Kelima, penjajahan harus dibalas dengan perlawanan. Satu-satunya cara untuk menghilangkan penjajahan adalah dengan jihad fii sabilillah. Kewajiban jihad ini berada pada pundak para penguasa negeri-negeri muslim dan para panglima perang yang memiliki tentara terlatih, pesawat tempur, peralatan tempur, serta persenjataan yang lebih dari cukup.
Para penguasalah yang memiliki kekuatan untuk menyelamatkan Palestina dari penjajah Yahudi. Seharusnya para penguasa negeri-negeri muslim berkaca dari keteguhan Sultan Abdul Hamid II, sang penguasa Ottoman kala itu. Saat tanah Palestina diincar zionis karena dianggap sebagai “Tanah Perjanjian”, Sultan Hamid II segera melakukan tindakan pencegahan terhadap permukiman Yahudi di Palestina.

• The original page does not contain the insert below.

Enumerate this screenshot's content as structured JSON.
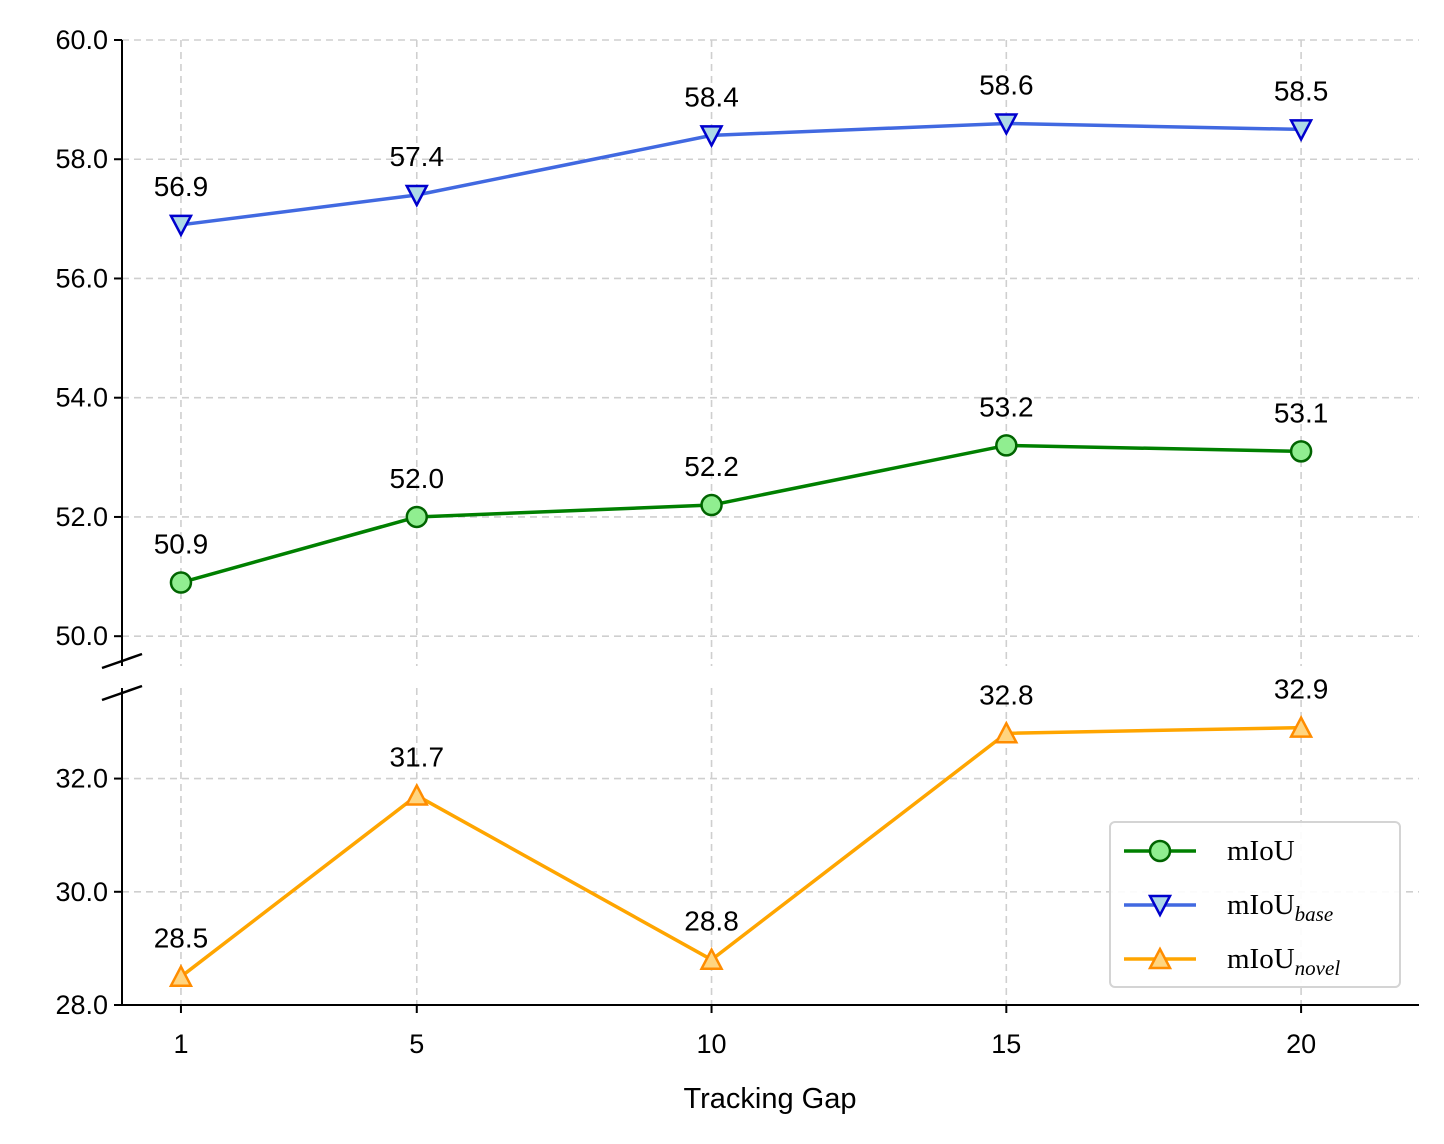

Kemudian saat pemimpin gerakan zionis, Theodor Herzl meminta bantuan Sultan Hamid II untuk mendapatkan wilayah Palestina dengan iming-iming pembayaran utang luar negeri Utsmaniyah, sang Sultan pun menolak. Dengan tegas Sultan Hamid II mengatakan bahwa dia tidak akan menjual apa pun, bahkan satu inci pun dari wilayah Palestina. Sebab, tanah Palestina bukanlah milik Sultan, melainkan milik seluruh rakyat Ottoman. Sultan pun mengatakan bahwa tanah tersebut dimenangkan dengan tetesan darah rakyat.
Khatimah
Perdamaian dunia adalah sebuah gagasan kebebasan, perdamaian, dan kebahagiaan bagi semua bangsa. Namun, perdamaian akan sulit diwujudkan apabila keadilan tidak ditegakkan. Perdamaian hanya akan tercipta jika hak-hak rakyat Palestina dihormati. Jika hak hidup dan hak tinggal rakyat Palestina tidak dihormati, lalu apa sejatinya yang dimaksud dengan “perdamaian” itu?